Carlos Santana macht’s anders

Der Star begeistert immer noch seine Fans – diesmal in der Düsseldorfer Philipshalle.

Düsseldorf. Die meisten seiner alten Weggefährten sind inzwischen entweder tot oder peinlich. Carlos Santana aber beweist, dass es auch anders geht. Pausenlos, zweieinhalb Stunden lang, zelebriert der 60-Jährige mit zehn weiteren Musikern auf der Bühne der Philipshalle in Düsseldorf das Leben einer Generation, der Woodstook-Generation.

Allein drei Schlagwerker hat er dabei, um den für ihn typischen Rhythmusteppich im Saal auszulegen. Mit jenen komplexen Kaskaden aus Trommelwirbeln zeigte der gebürtige Mexikaner schon Ende der Sechziger den weißen Hippies, dass amerikanische Musik nicht nur nördlich des Rio Grande zu verorten ist, sondern auch in der Karibik und in Rio gespielt wird.

Folgerichtig steht nicht nur ein englisch-, sondern auch ein spanischsprachiger Sänger an diesem Abend vor dem Mikro. Tony Lindsay repräsentiert die afroamerikanische, Andy Vargas die lateinamerikanische Stimme, beide mit Perfektion. Die eigentliche Stimme natürlich ist Santanas Gitarre, mal klagend, mal schreiend, immer singend. Das Wort Markenzeichen wäre eine schamlose Untertreibung.

Nach einer Stunde kommt die Rhythmuswalze zum Stehen. Endlich, möchte man unken, denn die Füße brennen allein schon vom Zugucken der ekstatisch Tanzenden im Publikum. Nur der sphärische Klang der Hammond-Orgel bleibt. Da beginnt Carlos Santana tatsächlich eine Predigt. Es ist von "Change" die Rede, auch von Segnung und Frieden.
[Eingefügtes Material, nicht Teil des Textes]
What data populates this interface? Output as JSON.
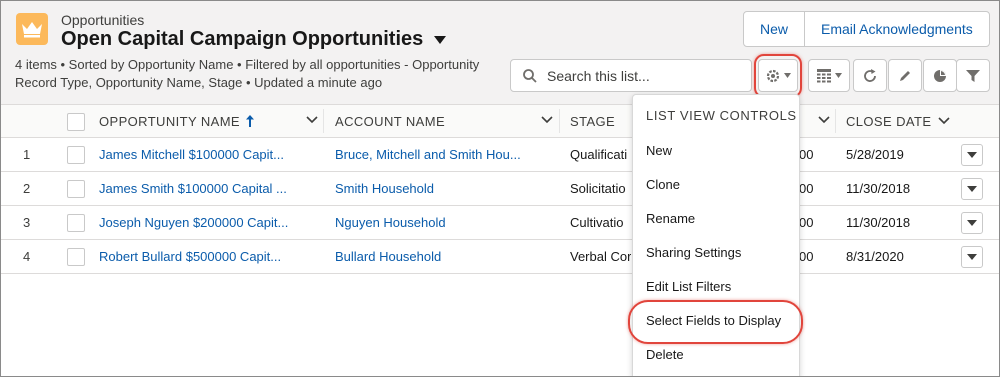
{
  "header": {
    "object_label": "Opportunities",
    "view_title": "Open Capital Campaign Opportunities",
    "summary": "4 items • Sorted by Opportunity Name • Filtered by all opportunities - Opportunity Record Type, Opportunity Name, Stage • Updated a minute ago",
    "buttons": [
      "New",
      "Email Acknowledgments"
    ],
    "search_placeholder": "Search this list..."
  },
  "table": {
    "columns": [
      "OPPORTUNITY NAME",
      "ACCOUNT NAME",
      "STAGE",
      "CLOSE DATE"
    ],
    "sorted_column": "OPPORTUNITY NAME",
    "rows": [
      {
        "num": "1",
        "opportunity": "James Mitchell $100000 Capit...",
        "account": "Bruce, Mitchell and Smith Hou...",
        "stage": "Qualificati",
        "amount_tail": "00",
        "close_date": "5/28/2019"
      },
      {
        "num": "2",
        "opportunity": "James Smith $100000 Capital ...",
        "account": "Smith Household",
        "stage": "Solicitatio",
        "amount_tail": "00",
        "close_date": "11/30/2018"
      },
      {
        "num": "3",
        "opportunity": "Joseph Nguyen $200000 Capit...",
        "account": "Nguyen Household",
        "stage": "Cultivatio",
        "amount_tail": "00",
        "close_date": "11/30/2018"
      },
      {
        "num": "4",
        "opportunity": "Robert Bullard $500000 Capit...",
        "account": "Bullard Household",
        "stage": "Verbal Cor",
        "amount_tail": "00",
        "close_date": "8/31/2020"
      }
    ]
  },
  "menu": {
    "header": "LIST VIEW CONTROLS",
    "items": [
      "New",
      "Clone",
      "Rename",
      "Sharing Settings",
      "Edit List Filters",
      "Select Fields to Display",
      "Delete"
    ]
  },
  "colors": {
    "accent": "#0b5cab",
    "highlight": "#e1453c",
    "app_icon": "#fcb95b"
  }
}
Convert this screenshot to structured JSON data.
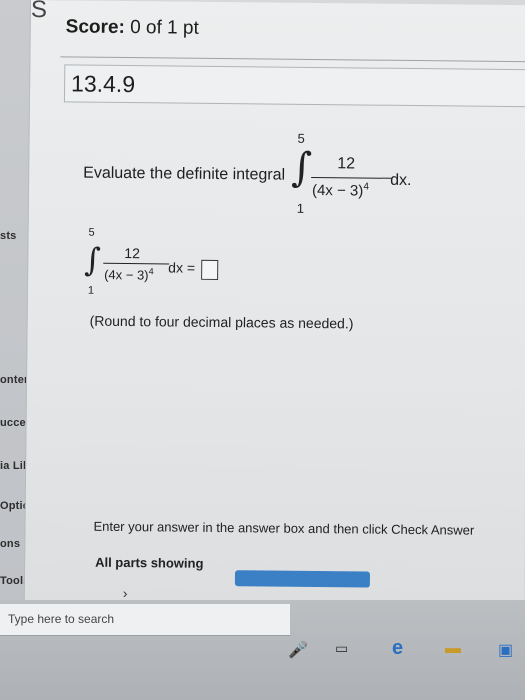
{
  "sidebar": {
    "items": [
      {
        "label": "sts",
        "top": 0
      },
      {
        "label": "ontents"
      },
      {
        "label": "uccess"
      },
      {
        "label": "ia Librai"
      },
      {
        "label": "Options"
      },
      {
        "label": "ons"
      },
      {
        "label": "Tools"
      }
    ]
  },
  "header": {
    "logo": "S",
    "score_label": "Score:",
    "score_value": "0 of 1 pt",
    "question_id": "13.4.9"
  },
  "question": {
    "prompt": "Evaluate the definite integral",
    "upper_limit": "5",
    "lower_limit": "1",
    "numerator": "12",
    "denominator": "(4x − 3)",
    "exponent": "4",
    "dx": "dx.",
    "answer_dx": "dx =",
    "hint": "(Round to four decimal places as needed.)"
  },
  "footer": {
    "instruction": "Enter your answer in the answer box and then click Check Answer",
    "parts_label": "All parts showing",
    "chevron": "›"
  },
  "taskbar": {
    "search_placeholder": "Type here to search"
  }
}
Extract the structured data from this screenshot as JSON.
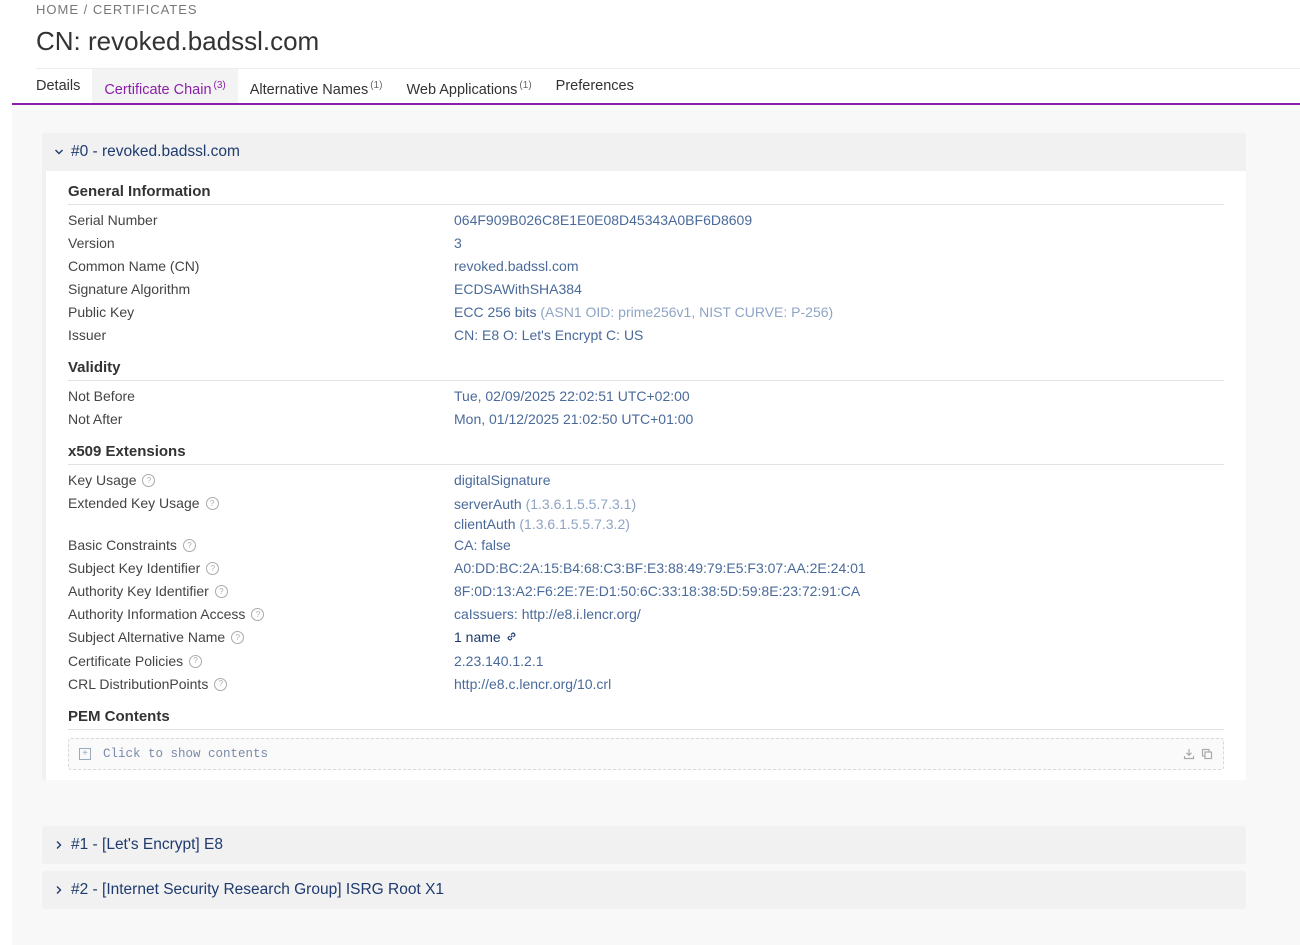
{
  "breadcrumb": {
    "home": "HOME",
    "sep": "/",
    "current": "CERTIFICATES"
  },
  "title": "CN: revoked.badssl.com",
  "tabs": [
    {
      "label": "Details",
      "count": ""
    },
    {
      "label": "Certificate Chain",
      "count": "(3)"
    },
    {
      "label": "Alternative Names",
      "count": "(1)"
    },
    {
      "label": "Web Applications",
      "count": "(1)"
    },
    {
      "label": "Preferences",
      "count": ""
    }
  ],
  "chain": [
    {
      "title": "#0 - revoked.badssl.com"
    },
    {
      "title": "#1 - [Let's Encrypt] E8"
    },
    {
      "title": "#2 - [Internet Security Research Group] ISRG Root X1"
    }
  ],
  "general": {
    "heading": "General Information",
    "serial_label": "Serial Number",
    "serial": "064F909B026C8E1E0E08D45343A0BF6D8609",
    "version_label": "Version",
    "version": "3",
    "cn_label": "Common Name (CN)",
    "cn": "revoked.badssl.com",
    "sigalg_label": "Signature Algorithm",
    "sigalg": "ECDSAWithSHA384",
    "pubkey_label": "Public Key",
    "pubkey": "ECC 256 bits",
    "pubkey_detail": "(ASN1 OID: prime256v1, NIST CURVE: P-256)",
    "issuer_label": "Issuer",
    "issuer": "CN: E8 O: Let's Encrypt C: US"
  },
  "validity": {
    "heading": "Validity",
    "not_before_label": "Not Before",
    "not_before": "Tue, 02/09/2025 22:02:51 UTC+02:00",
    "not_after_label": "Not After",
    "not_after": "Mon, 01/12/2025 21:02:50 UTC+01:00"
  },
  "ext": {
    "heading": "x509 Extensions",
    "key_usage_label": "Key Usage",
    "key_usage": "digitalSignature",
    "eku_label": "Extended Key Usage",
    "eku1": "serverAuth",
    "eku1_oid": "(1.3.6.1.5.5.7.3.1)",
    "eku2": "clientAuth",
    "eku2_oid": "(1.3.6.1.5.5.7.3.2)",
    "basic_label": "Basic Constraints",
    "basic": "CA: false",
    "ski_label": "Subject Key Identifier",
    "ski": "A0:DD:BC:2A:15:B4:68:C3:BF:E3:88:49:79:E5:F3:07:AA:2E:24:01",
    "aki_label": "Authority Key Identifier",
    "aki": "8F:0D:13:A2:F6:2E:7E:D1:50:6C:33:18:38:5D:59:8E:23:72:91:CA",
    "aia_label": "Authority Information Access",
    "aia": "caIssuers: http://e8.i.lencr.org/",
    "san_label": "Subject Alternative Name",
    "san": "1 name",
    "policies_label": "Certificate Policies",
    "policies": "2.23.140.1.2.1",
    "crl_label": "CRL DistributionPoints",
    "crl": "http://e8.c.lencr.org/10.crl"
  },
  "pem": {
    "heading": "PEM Contents",
    "placeholder": "Click to show contents"
  },
  "help_glyph": "?",
  "colors": {
    "accent": "#8b1fa9",
    "value": "#4a6a9a",
    "panel_title": "#1e3a6e"
  }
}
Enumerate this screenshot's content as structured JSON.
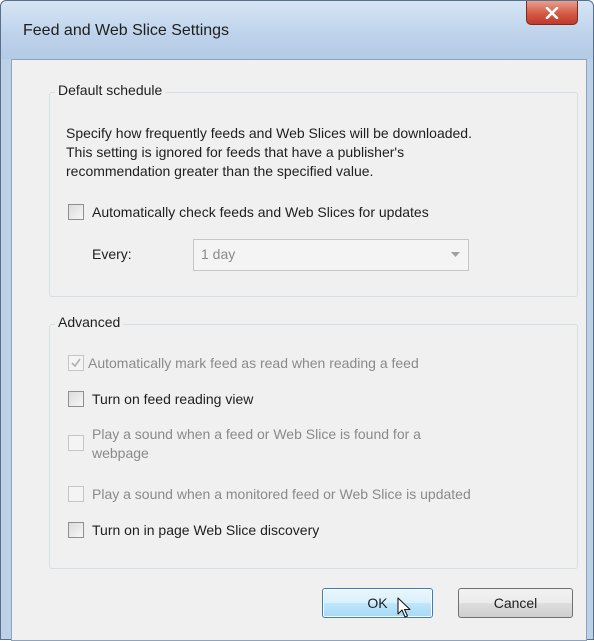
{
  "window": {
    "title": "Feed and Web Slice Settings",
    "close_icon": "close-icon"
  },
  "default_schedule": {
    "label": "Default schedule",
    "description": [
      "Specify how frequently feeds and Web Slices will be downloaded.",
      "This setting is ignored for feeds that have a publisher's",
      "recommendation greater than the specified value."
    ],
    "auto_check": {
      "label": "Automatically check feeds and Web Slices for updates",
      "checked": false,
      "enabled": true
    },
    "every_label": "Every:",
    "every_value": "1 day"
  },
  "advanced": {
    "label": "Advanced",
    "options": [
      {
        "label": "Automatically mark feed as read when reading a feed",
        "checked": true,
        "enabled": false
      },
      {
        "label": "Turn on feed reading view",
        "checked": false,
        "enabled": true
      },
      {
        "label": "Play a sound when a feed or Web Slice is found for a",
        "label2": "webpage",
        "checked": false,
        "enabled": false
      },
      {
        "label": "Play a sound when a monitored feed or Web Slice is updated",
        "checked": false,
        "enabled": false
      },
      {
        "label": "Turn on in page Web Slice discovery",
        "checked": false,
        "enabled": true
      }
    ]
  },
  "buttons": {
    "ok": "OK",
    "cancel": "Cancel"
  },
  "colors": {
    "title_bar": "#bdd2ea",
    "close_button": "#c0392b",
    "dialog_face": "#f0f0f0",
    "default_button": "#bee6fd"
  }
}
Es klingt wie amerikanischer Wahlkampf, wie Baptistenkirche. Unter Tausenden von künstlichen Sternen spielt dazu einsam und cool Bill Ortiz, der Trompeter. Obwohl es Gerüchte gibt, dass Santana auf Hawaii eine Kirche errichten will, um dort sein eigener Pfarrer zu sein, ist das Ende seines Vortrages in Düsseldorf höchst weltlicher Natur. "Wirklich verehrungswürdig sind doch all die hübschen Frauen im Publikum", erklärt der bekennende Christ. Und dann spielt er mit seiner Band "Maria, Maria".

Ohne große Brüche kann er seine modernen Charterfolge an die Blumenkinderlieder heften. Die Fans von früher tolerieren die marktgängigen aktuellen Songs, tanzen mit, applaudieren. Gnädig gönnt man dem Musiker diese Art der Altersvorsorge. Dann aber, bei den ersten Klängen von "Black magic woman", explodiert die Stimmung.

Diejenigen mit den langen, grauen Haaren im Publikum schauen verklärt und mit leuchtenden Augen, als wären sie in einen Jungbrunnen gefallen. Zu "Oye C²³omo Va" werden sogar Fotos aus dem Bandalbum auf die Bühne projiziert. All die wilden Plattencover sind zu sehen, das Menschenmeer von Woodstock natürlich und auch der ganz junge Carlos mit Schnauzbart und wilder Löwenmähne.

All die Kollegen von damals, so scheint es, überleben in Santanas Konzerten. Manches erinnert an das jazzrockige Gebräu eines Miles Davis. Manches klingt wie ein Boogie von John Lee Hooker.

Nach dem Konzert schiebt ein Vater seine im Rollstuhl sitzende Tochter ins Freie. Wer von beiden mag wohl der Santana-Fan sein, die Zwanzigjährige oder der fast Sechzigjährige? "Beide", antwortet der Vater; "das vererbt sich."